Барды | страница 124



Живописцы, окуните ваши кисти
в суету дворов арбатских и в зарю,
чтобы были ваши кисти словно листья.
Словно листья,
словно листья к ноябрю.

«К ноябрю» — тайно-праздничный знак времени, опознавательное клеймо меченых мальчиков Державы. Праздник плывет по серому асфальту. Мостовая качается, не может очнуться. Непонятно, как это все слито, как сращено в стихе: плывущая заревая легенда и суета. Они ж чужие, чужие! У них координаты не сходятся! Их судьба разведет!

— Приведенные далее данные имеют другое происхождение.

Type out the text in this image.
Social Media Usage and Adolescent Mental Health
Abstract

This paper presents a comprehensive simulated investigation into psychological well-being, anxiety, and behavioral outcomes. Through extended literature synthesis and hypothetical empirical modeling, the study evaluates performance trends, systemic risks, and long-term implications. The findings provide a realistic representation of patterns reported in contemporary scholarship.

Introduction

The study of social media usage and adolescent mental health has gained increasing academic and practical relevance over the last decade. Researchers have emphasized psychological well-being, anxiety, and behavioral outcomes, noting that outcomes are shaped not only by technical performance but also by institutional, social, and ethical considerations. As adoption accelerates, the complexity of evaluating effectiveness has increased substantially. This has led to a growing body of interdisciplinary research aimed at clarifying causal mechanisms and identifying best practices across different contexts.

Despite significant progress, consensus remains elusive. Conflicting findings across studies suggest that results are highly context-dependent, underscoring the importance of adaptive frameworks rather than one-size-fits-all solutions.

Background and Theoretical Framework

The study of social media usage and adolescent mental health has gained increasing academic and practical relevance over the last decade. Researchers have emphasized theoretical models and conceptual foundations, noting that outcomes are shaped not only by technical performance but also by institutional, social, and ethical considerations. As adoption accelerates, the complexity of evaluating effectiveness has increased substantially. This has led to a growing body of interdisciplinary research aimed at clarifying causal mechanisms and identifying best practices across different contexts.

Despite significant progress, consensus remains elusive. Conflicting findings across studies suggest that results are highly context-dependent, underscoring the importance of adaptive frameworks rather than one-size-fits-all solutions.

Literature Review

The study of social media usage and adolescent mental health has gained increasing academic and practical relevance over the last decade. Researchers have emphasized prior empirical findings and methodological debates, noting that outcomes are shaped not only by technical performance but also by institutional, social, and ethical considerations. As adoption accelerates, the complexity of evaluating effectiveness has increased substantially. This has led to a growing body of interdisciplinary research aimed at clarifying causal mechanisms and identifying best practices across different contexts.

Он это и чует, певец Арбата, на это и отвечает:

Вы, как судьи, нарисуйте наши судьбы,
наше лето, нашу зиму и весну…
Ничего, что мы — чужие.
Вы рисуйте!
Я потом, что непонятно, объясню.

Последняя строка и есть тот «мазок гения», который отсылает всю картину в запредельность. Последняя строка вдруг открывает тебе то, что все время смутно брезжит в картине.

Необъяснимо счастье обреченного поколения. Необъяснимо прекрасен этот страшный мир. Вам непонятно?

Так это и должно быть непонятно.

СОЛЬ реки, даль горы

Нестроен, неясен, странен до призрачности у Булата привычный обыденный мир, а мир сказочный, напротив, строен и ясен до прозрачности. Условность задается с первой строки: «Мой конь притомился, стоптались мои башмаки». То есть: в некотором царстве, в некотором государстве… Все обернуто: река — не синяя, а красная, а гора — наоборот: синяя. Свет во тьме должен светить, а — не светит.

Фонарщик был должен зажечь,
да, наверное, спит…

Что за фонарщик?! Это ж из другой оперы! Тут — небо, подпертое плечом богатыря. Какой фонарщик? Ах, да: чтобы краски нездешние смешались получше. Чтобы север наложился на юг и запад на восток. Андерсен — на Реку-Гору. Потому что и то и другое равно невообразимо на Арбате.

Невообразимо — но как расчерчено! Сужаются круги, сходятся пути, с разных концов сбегаются в перспективе линии. Едет богатырь, света нет, дороги нет… все равно едет. Что ж, неужто и Цели нет?

— Ты что потерял, моя радость? —
кричу я ему.
И он отвечает:
— Ах, если б я знал это сам…

Вот оно, колдовство. Катарсис. Обрыв в очистительное незнание.

Любой пошлости: громогласной, тихой, государственной, домашней — неизменно мягкое «нет».

За всеми этими «нет» должно быть то, что «есть».

А оно неизречимо.

ЛЯмка счастливца
Неизречимо то, чего «нет».
Пока Земля еще вертится,
пока еще ярок свет,
господи, дай же ты каждому,
чего у него нет…

То, что весь этот мир — «пока», что сроки сочтены и свет недолог, — это из судьбы понятно, из судьбы поколения смертников.